NASA’s upcoming Space Launch System (SLS) rocket has seen delays time and time again due to several miscellaneous financial and manufacturing quandaries, but in a spark of good news just this past week, engineers with the American space agency have made significant progress on the project after assembling all the main structural components of the rocket stage.
Image Credit: NASA/Steven Seipel
“NASA has achieved a historic first milestone by completing the final join of the core stage structure for NASA’s Space Launch System, the world’s most powerful rocket,” commented Julie Bassler, the acting rocket stage manager for NASA’s SLS project.

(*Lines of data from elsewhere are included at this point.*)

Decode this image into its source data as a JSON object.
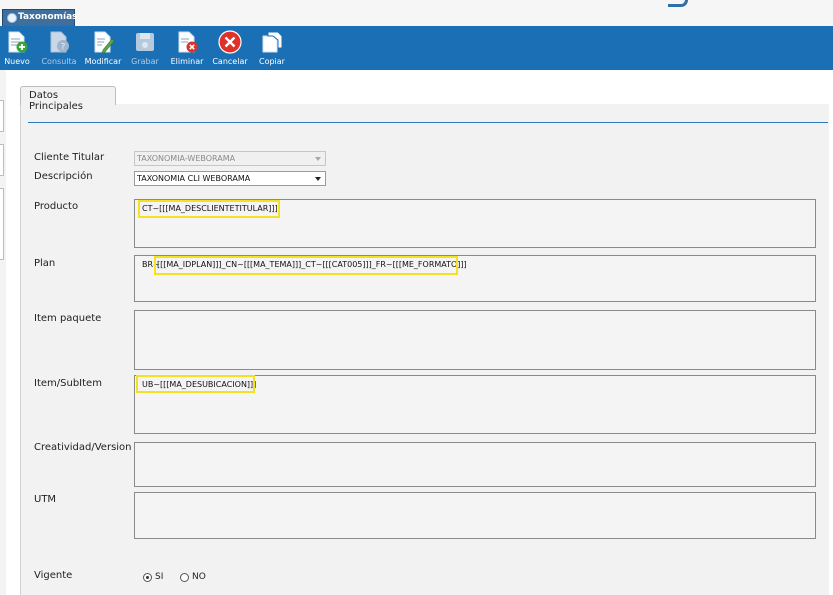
{
  "window_tab": {
    "title": "Taxonomías"
  },
  "toolbar": {
    "nuevo": "Nuevo",
    "consulta": "Consulta",
    "modificar": "Modificar",
    "grabar": "Grabar",
    "eliminar": "Eliminar",
    "cancelar": "Cancelar",
    "copiar": "Copiar"
  },
  "tabs": {
    "datos_principales": "Datos Principales"
  },
  "form": {
    "cliente_titular": {
      "label": "Cliente Titular",
      "value": "TAXONOMIA-WEBORAMA"
    },
    "descripcion": {
      "label": "Descripción",
      "value": "TAXONOMIA CLI WEBORAMA"
    },
    "producto": {
      "label": "Producto",
      "value": "CT~[[[MA_DESCLIENTETITULAR]]]"
    },
    "plan": {
      "label": "Plan",
      "prefix": "BR~",
      "value": "[[[MA_IDPLAN]]]_CN~[[[MA_TEMA]]]_CT~[[[CAT005]]]_FR~[[[ME_FORMATO]]]"
    },
    "item_paquete": {
      "label": "Item paquete",
      "value": ""
    },
    "item_subitem": {
      "label": "Item/SubItem",
      "value": "UB~[[[MA_DESUBICACION]]]"
    },
    "creatividad_version": {
      "label": "Creatividad/Version",
      "value": ""
    },
    "utm": {
      "label": "UTM",
      "value": ""
    },
    "vigente": {
      "label": "Vigente",
      "options": [
        "SI",
        "NO"
      ],
      "selected": "SI"
    }
  },
  "colors": {
    "toolbar_bg": "#1a6fb5",
    "highlight": "#f3e21d",
    "tab_underline": "#2e78c0"
  }
}
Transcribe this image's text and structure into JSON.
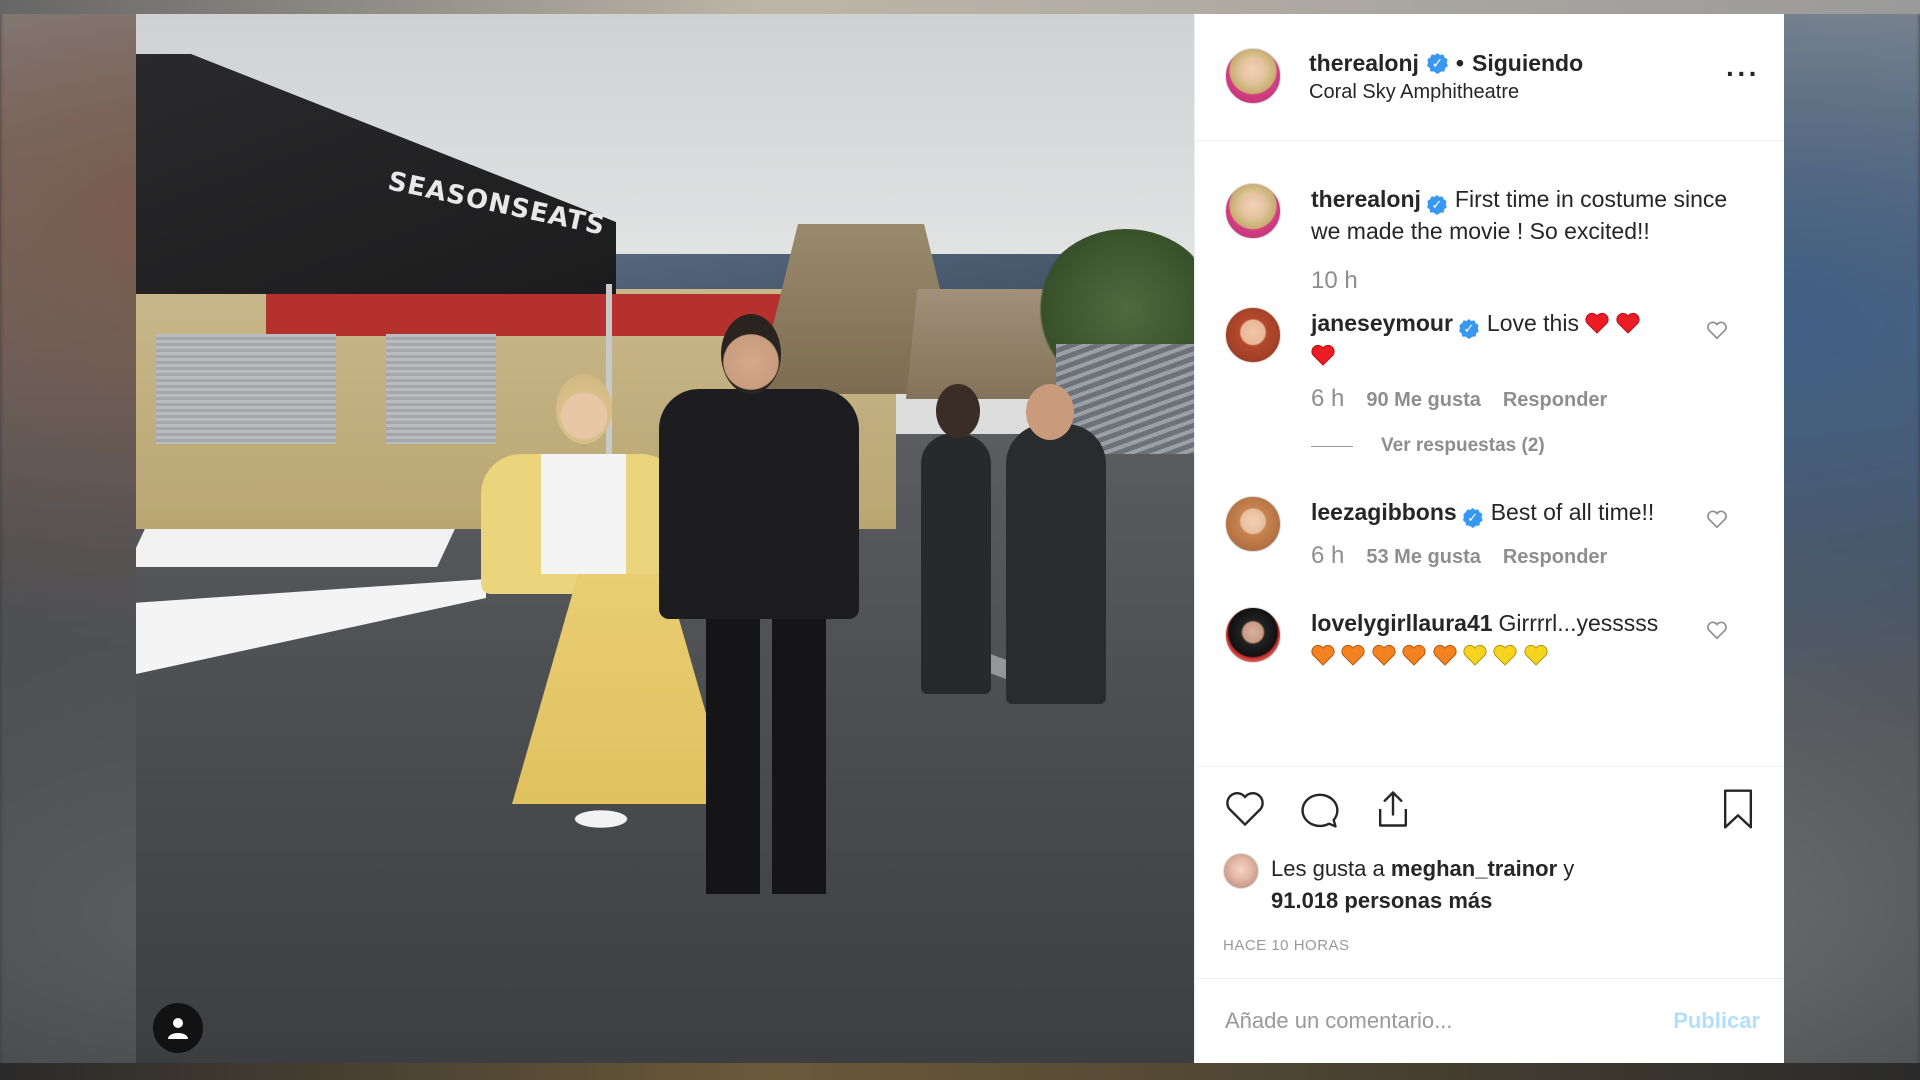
{
  "post": {
    "username": "therealonj",
    "follow_status": "Siguiendo",
    "separator": "•",
    "location": "Coral Sky Amphitheatre",
    "more_icon": "more-horizontal-icon",
    "photo_signs": {
      "tent": "SEASONSEATS"
    }
  },
  "caption": {
    "username": "therealonj",
    "text": "First time in costume since we made the movie ! So excited!!",
    "time": "10 h"
  },
  "comments": [
    {
      "username": "janeseymour",
      "verified": true,
      "text": "Love this",
      "time": "6 h",
      "likes": "90 Me gusta",
      "reply": "Responder",
      "view_replies": "Ver respuestas (2)"
    },
    {
      "username": "leezagibbons",
      "verified": true,
      "text": "Best of all time!!",
      "time": "6 h",
      "likes": "53 Me gusta",
      "reply": "Responder"
    },
    {
      "username": "lovelygirllaura41",
      "verified": false,
      "text": "Girrrrl...yesssss"
    }
  ],
  "likes": {
    "prefix": "Les gusta a",
    "user": "meghan_trainor",
    "conjunction": "y",
    "count_text": "91.018 personas más"
  },
  "timestamp": "HACE 10 HORAS",
  "comment_box": {
    "placeholder": "Añade un comentario...",
    "publish_label": "Publicar"
  },
  "colors": {
    "verified": "#3897f0",
    "heart_red": "#ed1c24",
    "heart_orange": "#f58220",
    "heart_yellow": "#f6d31f",
    "publish_disabled": "#b2dffc",
    "meta_gray": "#8e8e8e"
  }
}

The assembly of the SLS rocket stage brings the project one step closer to fruition, but it’s far from finished. The next steps will involve attaching all four of the SLS rocket’s RS-25 engines, which were originally used by NASA’s now-retired space shuttle orbiter. Once they’re attached, NASA will follow up with various tests to ensure proper working order.
“Now, to complete the stage, NASA will add the four RS-25 engines and complete the final integrated avionics and propulsion functional tests,” Bassler continued. “This is an exciting time as we finish the first-time production of the complex core stage that will provide the power to send the Artemis I mission to the Moon.”
Citing NASA’s official public statement regarding the matter, each of the SLS rocket’s components are bolted together with heavy-duty hardware. The final piece to be attached was the engine section, which will serve as the point of contact for the core stage’s four RS-25 engines.
After the engines are attached, NASA will purportedly transport the core stage to the Mississippi-based Stennis Space Center, where the core stage can then be installed inside of the B-2 Test Stand for testing. There, engineers will fully fuel the rocket and ensure that the complex fuel system and powerful engines work as expected.
Once completed, this rocket will become a key player in NASA’s upcoming Artemis-I mission, which will be the uncrewed maiden flight of the space agency’s SLS platform paired with the Orion spacecraft. Not only will this flight prove the SLS rocket’s capabilities, but it will prepare NASA for the Artemis-II mission, which will fly living astronauts to orbit around the Moon.
“NASA and our contractor teams are making tremendous progress on every aspect of manufacturing, assembling and testing the complex systems needed to land American astronauts on the lunar surface by 2024,” Bassler said. “I am confident this hard work will result in a rocket that can provide the backbone for deep space transportation to the Moon and ultimately to Mars.”
Assuming everything goes according to plan, NASA may put astronauts on the lunar surface again by 2024, opening the door to lunar colonization and deep space travel for future generations.
It should be interesting to see how everything pans out. If anything's certain, it's that all the lessons learned during the assembly of the first SLS rocket should make building the second, third, and so on of the SLS rocket platform much faster and more efficient on NASA's end.